What should a great cover letter include?
A cover letter you plan to submit with your résumé for a job you want should position you as a potential solution for the employer’s biggest needs or priorities. To help make it not just good but great, you must provide the kind of information that shows you’re paying close attention to the employer’s situation, not just your own and what you want. The cover letter needs to give a reasonable “teaser” of the value you can bring that not everyone can. It must establish a competitive advantage for you.
How do I write a good cover letter in 2021?
2021 is basically “just a year” in many ways. You need to write a cover letter that considers what’s going on around you and in the job market. What are the needs you are qualified to meet, and how can you present yourself as an asset in relation to those needs?
You also need to write a cover letter that does not contain mistakes! If you are not a good proofreader, ask for help from someone who is. Error-prone cover letters can quickly hit the employer’s wastebasket (electronic or otherwise) instead of the “call list.”
How do I write a badass cover letter?
By “badass,” I assume you’re talking about a successful cover letter. That is, one that motivates an employer to pick up the phone and see about scheduling an interview with you. It must present you strongly enough to distinguish you from your competition, or you might not get that call at all.
A word of caution: It’s all too easy to write a letter that’s just plain bad, not badass! How do bad cover letters happen? Usually this is due to one of two reasons: (1) TMI—you were trying to share too much information and ended up overwhelming the reader with a flood of details. (2) You forgot to communicate the importance to the employer of reaching out to you. It’s the “why you should want to talk to me” part of your message—the most important piece.
Here are excerpts from a couple of cover letter samples that would not help the job seeker impress an employer:
Poor opening paragraphs and too wordy:
I am interested in your opening for Operations Manager.
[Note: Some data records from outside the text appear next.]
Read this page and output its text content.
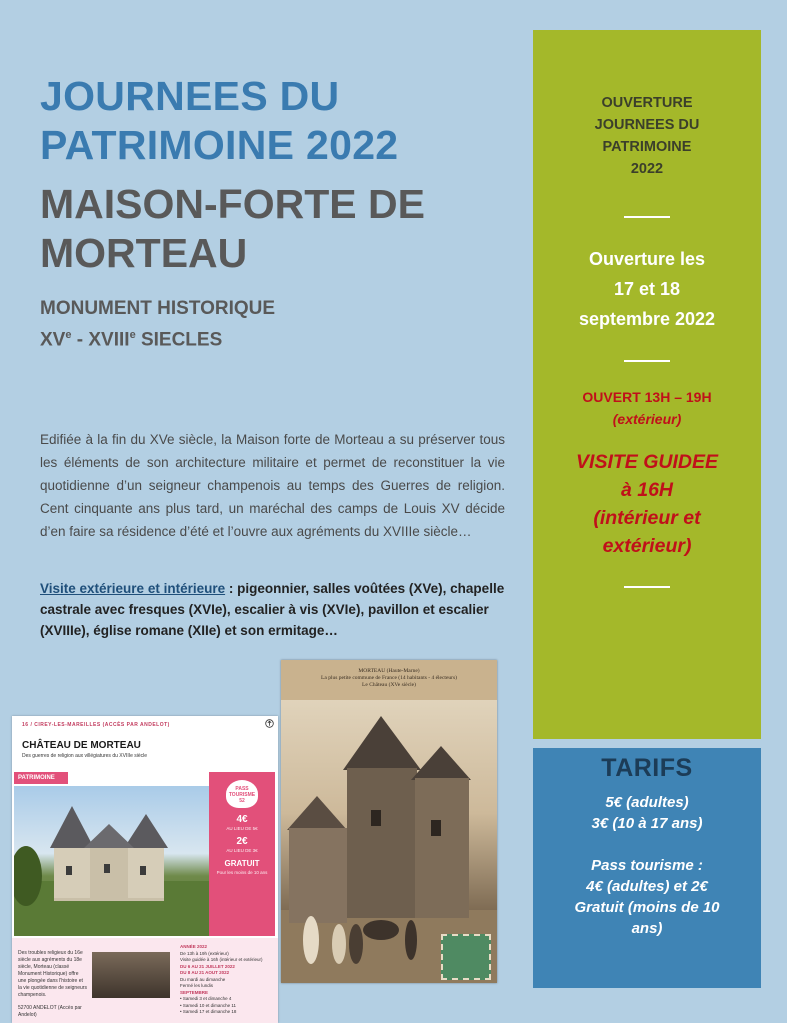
JOURNEES DU PATRIMOINE 2022
MAISON-FORTE DE MORTEAU
MONUMENT HISTORIQUE
XVe - XVIIIe SIECLES

Edifiée à la fin du XVe siècle, la Maison forte de Morteau a su préserver tous les éléments de son architecture militaire et permet de reconstituer la vie quotidienne d’un seigneur champenois au temps des Guerres de religion. Cent cinquante ans plus tard, un maréchal des camps de Louis XV décide d’en faire sa résidence d’été et l’ouvre aux agréments du XVIIIe siècle…

Visite extérieure et intérieure : pigeonnier, salles voûtées (XVe), chapelle castrale avec fresques (XVIe), escalier à vis (XVIe), pavillon et escalier (XVIIIe), église romane (XIIe) et son ermitage…

OUVERTURE
JOURNEES DU
PATRIMOINE
2022
Ouverture les
17 et 18
septembre 2022
OUVERT 13H – 19H
(extérieur)
VISITE GUIDEE
à 16H
(intérieur et
extérieur)
TARIFS
5€ (adultes)
3€ (10 à 17 ans)
Pass tourisme :
4€ (adultes) et 2€
Gratuit (moins de 10
ans)
16 / CIREY-LES-MAREILLES (ACCÈS PAR ANDELOT)
CHÂTEAU DE MORTEAU
Des guerres de religion aux villégiatures du XVIIIe siècle
PATRIMOINE
PASS TOURISME 52
4€
AU LIEU DE 5€
2€
AU LIEU DE 3€
GRATUIT
Pour les moins de 10 ans
Des troubles religieux du 16e siècle aux agréments du 18e siècle, Morteau (classé Monument Historique) offre une plongée dans l'histoire et la vie quotidienne de seigneurs champenois.
52700 ANDELOT (Accès par Andelot)
ANNÉE 2022
De 13h à 19h (extérieur)
Visite guidée à 16h (intérieur et extérieur)
DU 6 AU 21 JUILLET 2022
DU 8 AU 21 AOUT 2022
Du mardi au dimanche
Fermé les lundis
SEPTEMBRE
• Samedi 3 et dimanche 4
• Samedi 10 et dimanche 11
• Samedi 17 et dimanche 18
MORTEAU (Haute-Marne)
La plus petite commune de France (14 habitants - 4 électeurs)
Le Château (XVe siècle)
The requirements match well with my qualifications, as you will see from the enclosed résumé.
In college I led a business-class team through a successful fundraising project. I also played competitive sports on various teams….
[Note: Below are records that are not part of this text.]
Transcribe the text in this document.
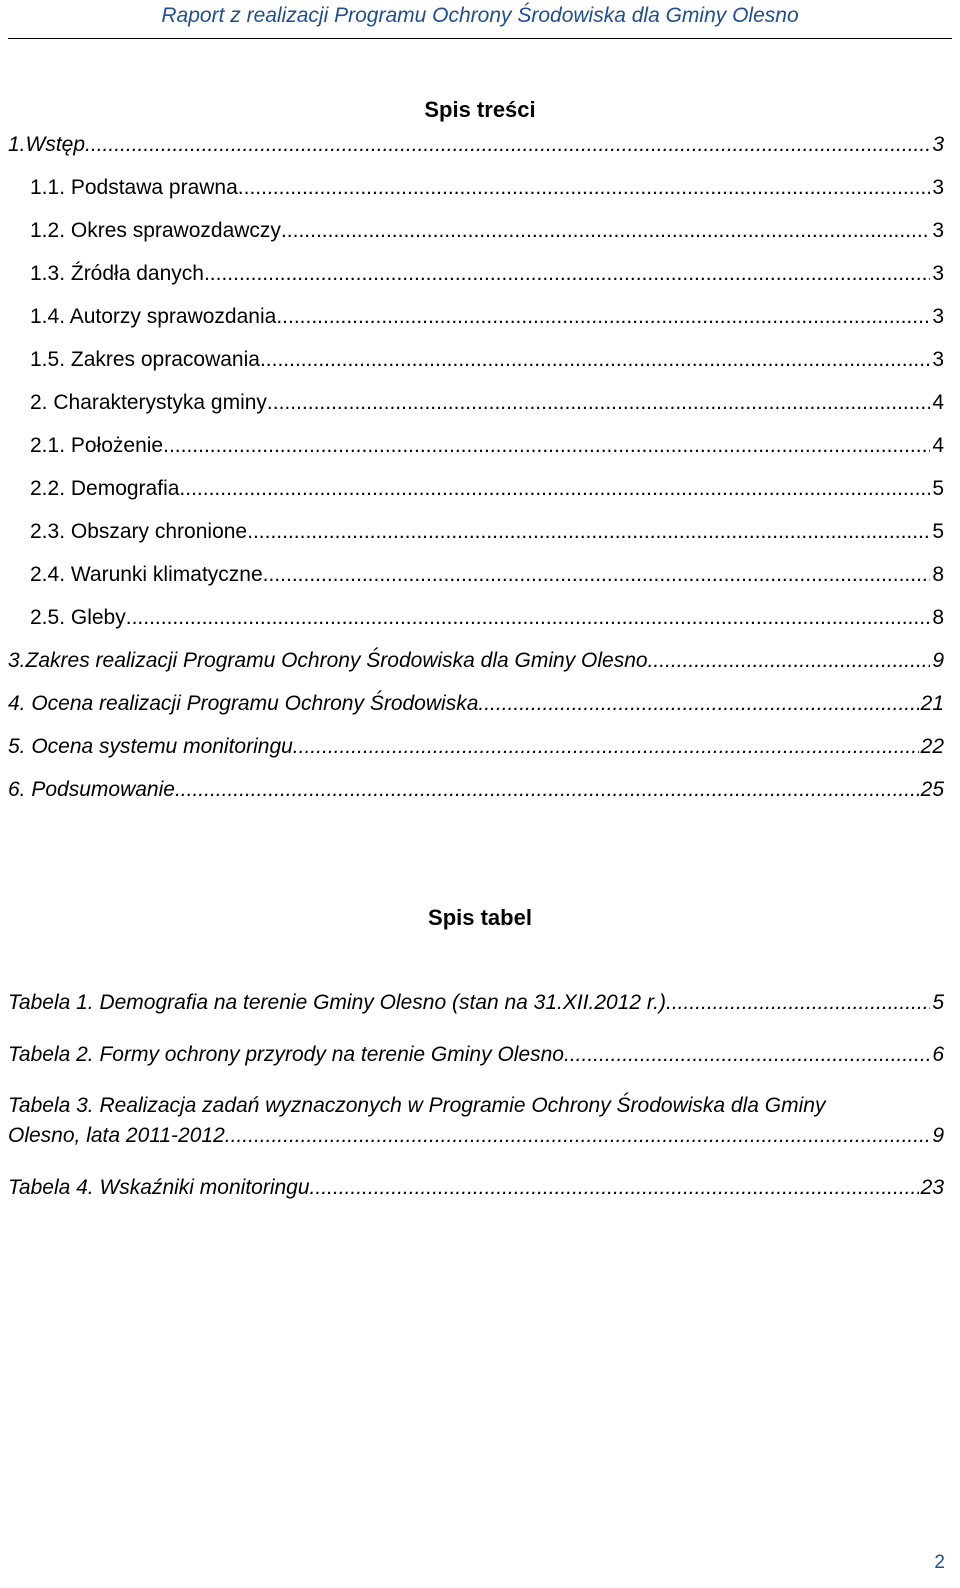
Raport z realizacji Programu Ochrony Środowiska dla Gminy Olesno
Spis treści
1.Wstęp .....	3
1.1. Podstawa prawna .....	3
1.2. Okres sprawozdawczy .....	3
1.3. Źródła danych .....	3
1.4. Autorzy sprawozdania .....	3
1.5. Zakres opracowania .....	3
2. Charakterystyka gminy .....	4
2.1. Położenie .....	4
2.2. Demografia .....	5
2.3. Obszary chronione .....	5
2.4. Warunki klimatyczne .....	8
2.5. Gleby .....	8
3.Zakres realizacji Programu Ochrony Środowiska dla Gminy Olesno. .....	9
4. Ocena realizacji Programu Ochrony Środowiska. .....	21
5. Ocena systemu monitoringu. .....	22
6. Podsumowanie .....	25
Spis tabel
Tabela 1. Demografia na terenie Gminy Olesno (stan na 31.XII.2012 r.). .....	5
Tabela 2. Formy ochrony przyrody na terenie Gminy Olesno. .....	6
Tabela 3. Realizacja zadań wyznaczonych w Programie Ochrony Środowiska dla Gminy
Olesno, lata 2011-2012. .....	9
Tabela 4. Wskaźniki monitoringu .....	23
2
Later, I participated in….
Get to the point!
I believe I am well qualified for the open position, and I look forward to talking with you about it. Thank you for your attention.
This is NOT a call to action or statement of intent.
What are some tips to write the perfect cover letter for a job application?
If by “job application” you’re referring to the general process of submitting your materials for a targeted job opportunity, the main tip is to make sure your letter shows value for the particular job in question. What are its key requirements, and how well do you measure up to them? In response to a job posting, carefully review the specific, must-have items and those that aren’t mandatory but might be desirable to include if you have them.
How should I consider the job posting or job description when I write a cover letter?
This question touches on a common theme and has been covered frequently. Whether you look at a job posting or job description, they perform much the same function. The material gives you some idea of what the employer believes the job requires. When you write a cover letter, use this information as a basic guideline, not the final word on your contents. Any job seeker who thinks he or she can do the items mentioned can apply for the position—you can’t afford to come across as “just anyone.”
What are the most important things to include in the opening paragraph of a successful cover letter?
Ideally, the first paragraph of a perfect cover letter should include a “hook,” something that will catch employer attention quickly. It can take various forms, such as a question or statement relevant to the employer’s business situation. Occasionally, you might use an eye-catching quote or statistic. Too many job seekers make the mistake of starting with something generic, like, “I’m interested in your opening for XXX.”
What should I know about types of cover letters or if I’m using a cover letter template?
I don’t use or recommend a cover letter template. Your letters need to focus on encouraging a particular employer to call you. In most cases, you would have some essential information that you customize somewhat to fit each specific opportunity. As for cover letter types, that just depends on what the purpose of each letter is—to get an interview, to introduce yourself to someone you’ve been referred to, or some other goal.
Cover letter format can vary. Generally, I like to include these sections:
- Opening paragraph: Set the stage with an employer-focused message.
- Concise paragraph that communicates important, value-added aspects of your experience.
- Short paragraph with one- or two-line bulleted value items, around three or four.
- Concluding paragraph: Value message recap, reason for contacting the sender, request for a meeting.
- Special circumstances, such as relocation plans or availability for interviews.
When is it appropriate for job seekers to include things like relevant skills, years of experience, social media, or a call to action in their cover letters?
Every cover letter should include a call to action. Otherwise, it’s basically meaningless. Whether or not you put in elements like relevant skills, years of experience, or social media depends on the circumstances. Decide what makes the best use of the space.
Here are a few critical points to remember about cover letters. To be “great,” they need to:
- Get employer attention and generate interest.
- Drive home your value message.
- Be brief—that is, not go on forever. A few short paragraphs will do!
- Reinforce the message in the résumé, not repeat it word-for-word.
- Contain a call to action (such as a request for an interview) or a statement of intent (action the sender will take). As mentioned above, a letter without this element is incomplete.